In a computer system, the scheduler is in charge of which threads to process in order. However, if any of the threads were executed out of order - then it happens, a race condition is created. This could cause our application to lose track of one of the threads. To aid in visualization, we can provide this example.
Assume you have developed a wallet app, and in this scenario our customer is withdrawing two different times.
Thread A | Thread B | Wallet Balance |
---|---|---|
Access the Application | ||
Login to Application | ||
Read Available balance | 100 | |
Withdraw Amount 10 Euros | 100 | |
Current Balance | 90 | |
Read Available Balance | 90 | |
Withdraw Amount 20 Euros | 90 | |
Current Balance | 70 |
After two transactions the balance of our wallet should be 70 euros. There doesn't seem to be any problems.
However, let's use this same example, but assume the app experienced a race condition.
Thread A | Thread B | Wallet Balance |
---|---|---|
Access the Application | ||
Login to Application | ||
Read Available balance | 100 | |
Withdraw Amount 10 Euros | 100 | |
Current Balance | 90 | |
Read Available Balance | 90 | |
Withdraw Amount 20 Euros | 90 | |
Current Balance | 90 |
After two transactions, the value is 90 euros in the wallet because the two different threads (in bold) are processed concurrently. The end result being a miscalculation in total funds.

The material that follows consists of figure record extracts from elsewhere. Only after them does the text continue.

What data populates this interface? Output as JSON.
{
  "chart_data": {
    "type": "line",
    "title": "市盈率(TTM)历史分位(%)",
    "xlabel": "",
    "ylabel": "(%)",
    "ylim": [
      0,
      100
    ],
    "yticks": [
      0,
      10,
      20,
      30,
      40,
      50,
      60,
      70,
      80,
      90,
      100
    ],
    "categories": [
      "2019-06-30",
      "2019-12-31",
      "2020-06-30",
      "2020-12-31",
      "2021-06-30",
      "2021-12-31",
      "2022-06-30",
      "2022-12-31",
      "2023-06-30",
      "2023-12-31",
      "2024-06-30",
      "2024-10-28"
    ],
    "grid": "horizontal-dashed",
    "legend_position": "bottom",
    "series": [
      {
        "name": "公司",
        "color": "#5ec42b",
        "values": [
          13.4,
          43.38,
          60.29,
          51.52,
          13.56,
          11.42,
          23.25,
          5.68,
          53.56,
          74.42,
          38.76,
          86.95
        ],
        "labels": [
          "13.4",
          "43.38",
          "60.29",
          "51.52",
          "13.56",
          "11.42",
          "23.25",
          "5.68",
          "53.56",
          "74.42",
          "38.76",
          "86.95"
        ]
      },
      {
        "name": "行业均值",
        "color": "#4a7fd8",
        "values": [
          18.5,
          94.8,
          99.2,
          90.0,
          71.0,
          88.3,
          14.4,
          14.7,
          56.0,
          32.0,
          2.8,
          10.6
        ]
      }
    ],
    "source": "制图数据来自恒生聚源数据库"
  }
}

Understanding Race Condition Vulnerabilities
If an attacker used our hypothetical race condition above to perform malicious operations and help bypass secured mechanisms, it then becomes "Race Condition Vulnerability." This vulnerability commonly occurs when threads use the same shared memory to update the values of variables.
Additionally, race conditions require sending many requests in a short amount of time. The rush of requests is essential in triggering the race condition to happen. The confusion is what causes the threads to become derailed.
This type of attack can be accomplished with tools like "Intruder" (or the Turbo Intruder plugin) in Burp Suite, that allow a pentester to run this particular vulnerability.
The most likely targets for this attack being:
- Applications related to money transfers (adding money or subtracting money)
- Incrementing and decrementing areas primarily concerned with credit scores, coupon codes, discounts, and followers in social media apps
- Logins using OTP or any codes to enter into the application
So, what are some real world examples of this happening?
Case Study 1 (Microsoft Rate-limiting)
In general, Microsoft has implemented rate-limiting for the forget password page to avoid brute force attacks. This aids in the prevention of an account takeover by limiting attempts. However, a researcher recently shared a theoretical demo illustrating how it is possible to achieve account takeover, regardless.
Initially, researcher Laxman Muthiyah found that out of 1000 requests, only 122 are processed by the server. The remaining are shown as an error because of rate-limiting mechanisms. If someone can send all the combinations of 6 and 7 digit security codes (nearly 11 million) concurrently, an account takeover is possible. This is no easy feat, considering it requires a lot of computational power. This issue was patched in November 2020 by Microsoft.
In summary, the rate-limiting feature implemented on the forget password page was bypassed using a race condition.
Case Study 2 (Starbucks Free Coffee)
Who doesn't love coffee? Well, Egor Homakov found a race condition vulnerability on the gift card page of Starbucks, allowing him to generate unlimited amounts of credit for free.
The vulnerability exists by transferring the amount from gift card wallet 1 to gift card wallet 2. A race condition is executed on this feature by sending multiple requests in a small time frame. This allowed the researcher to get more credit in wallet two than he previously had on wallet 1.
Egor disclosed this to their security team back in 2015.
Recommendation
The processing of multiple requests simultaneously and shared Database Management Systems (DBMS) are prime culprits for race condition occurances.
So, what's the fix?
We need to implement a pause and execute method. In other words, implementing resource locks for the shared memory and creating a condition that requires each request be processed a single time. The remaining requests will be in a paused state, as if they were in a queue.